Heineken’s Regal Seven beer is set to rival the Tuborg and Yoma brands by Carlsberg, which in May became the first foreign brewer to set up in Burma, officially known as Myanmar, as it emerges from 49 years of military rule.
“Myanmar is on faster trajectory of growth and its disposable income will rise for common people in coming years,” said Vijay Dhayal, senior consultant at financial advisors New Crossroads Asia.
Burma’s beer industry is dominated by state-backed Myanmar Brewery, and beer consumption rates are some of the lowest in Asia at just 3.2 litres per person in 2013, according to the latest data from research firm Euromonitor International, well below the 31 litres per person in neighbouring Thailand.

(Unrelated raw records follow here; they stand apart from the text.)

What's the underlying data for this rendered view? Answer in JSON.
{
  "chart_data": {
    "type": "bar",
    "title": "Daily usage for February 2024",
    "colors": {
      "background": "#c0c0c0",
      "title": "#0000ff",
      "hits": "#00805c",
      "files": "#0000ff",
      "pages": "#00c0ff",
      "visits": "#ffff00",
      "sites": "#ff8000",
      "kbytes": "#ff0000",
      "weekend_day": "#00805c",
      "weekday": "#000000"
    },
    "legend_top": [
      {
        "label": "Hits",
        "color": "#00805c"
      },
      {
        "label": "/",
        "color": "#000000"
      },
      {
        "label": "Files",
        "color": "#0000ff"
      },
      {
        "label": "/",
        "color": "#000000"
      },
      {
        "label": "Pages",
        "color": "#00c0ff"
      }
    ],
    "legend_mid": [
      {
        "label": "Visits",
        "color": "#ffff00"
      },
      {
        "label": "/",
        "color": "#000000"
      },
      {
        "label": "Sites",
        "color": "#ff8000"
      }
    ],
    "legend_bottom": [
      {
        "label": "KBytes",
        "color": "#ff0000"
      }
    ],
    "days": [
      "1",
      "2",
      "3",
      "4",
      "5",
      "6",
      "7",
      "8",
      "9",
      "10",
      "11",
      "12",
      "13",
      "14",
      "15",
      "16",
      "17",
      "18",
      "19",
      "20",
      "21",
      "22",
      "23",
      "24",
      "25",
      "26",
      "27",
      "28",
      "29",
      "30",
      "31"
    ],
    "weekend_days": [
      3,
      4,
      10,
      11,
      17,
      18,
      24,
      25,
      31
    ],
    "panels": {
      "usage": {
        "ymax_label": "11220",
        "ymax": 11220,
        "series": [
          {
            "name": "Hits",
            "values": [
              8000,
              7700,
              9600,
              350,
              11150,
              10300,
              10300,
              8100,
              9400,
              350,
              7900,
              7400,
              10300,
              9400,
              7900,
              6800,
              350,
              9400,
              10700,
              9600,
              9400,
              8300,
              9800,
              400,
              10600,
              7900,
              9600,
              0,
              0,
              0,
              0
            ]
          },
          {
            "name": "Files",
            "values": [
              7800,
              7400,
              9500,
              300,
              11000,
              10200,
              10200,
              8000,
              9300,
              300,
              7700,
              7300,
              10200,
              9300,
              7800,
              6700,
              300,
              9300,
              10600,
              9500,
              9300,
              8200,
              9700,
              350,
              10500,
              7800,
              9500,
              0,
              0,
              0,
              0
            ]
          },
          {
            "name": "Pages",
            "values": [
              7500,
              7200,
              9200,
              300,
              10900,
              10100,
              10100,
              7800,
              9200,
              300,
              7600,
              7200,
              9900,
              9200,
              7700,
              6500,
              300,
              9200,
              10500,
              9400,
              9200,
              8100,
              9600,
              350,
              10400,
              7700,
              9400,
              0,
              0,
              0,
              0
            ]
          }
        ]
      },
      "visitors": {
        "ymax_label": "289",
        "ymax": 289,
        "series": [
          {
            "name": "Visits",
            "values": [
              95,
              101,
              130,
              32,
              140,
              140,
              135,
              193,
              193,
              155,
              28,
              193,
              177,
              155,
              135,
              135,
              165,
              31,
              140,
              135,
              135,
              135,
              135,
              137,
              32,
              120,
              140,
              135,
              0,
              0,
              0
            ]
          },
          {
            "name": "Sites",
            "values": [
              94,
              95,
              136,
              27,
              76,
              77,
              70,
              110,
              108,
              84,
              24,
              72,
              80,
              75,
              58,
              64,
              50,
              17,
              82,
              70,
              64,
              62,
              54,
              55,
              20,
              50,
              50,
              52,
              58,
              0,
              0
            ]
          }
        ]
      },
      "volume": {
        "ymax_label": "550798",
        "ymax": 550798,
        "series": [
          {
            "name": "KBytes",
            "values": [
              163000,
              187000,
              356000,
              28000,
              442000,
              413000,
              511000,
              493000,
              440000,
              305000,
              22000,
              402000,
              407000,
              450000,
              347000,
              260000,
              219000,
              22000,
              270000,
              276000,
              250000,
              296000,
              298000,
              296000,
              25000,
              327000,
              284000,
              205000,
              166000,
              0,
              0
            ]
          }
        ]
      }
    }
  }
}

But with consumer spending expected to rise as economic reforms kick in, foreign brewers hope Burmese will want more beer, especially the branded kind. Euromonitor forecasts the value of the beer market to almost double to $675 million in three years’ time from an estimated $375 million this year.
Heinken’s Burmese brewery is a joint venture with privately owned Alliance Brewery Co Ltd, majority-owned by local spirits entrepreneur Aung Moe Kyaw.
Analysts, however, say the dominance of Myanmar Brewery, which has an 80 percent market share, will be tough to crack.
“This will not be an easy game for foreign firms,” said Alec Maurice, Business Development Officer at consultancy Thura Swiss.
“Myanmar consumers are often very loyal to their brands, especially in the beer sector.”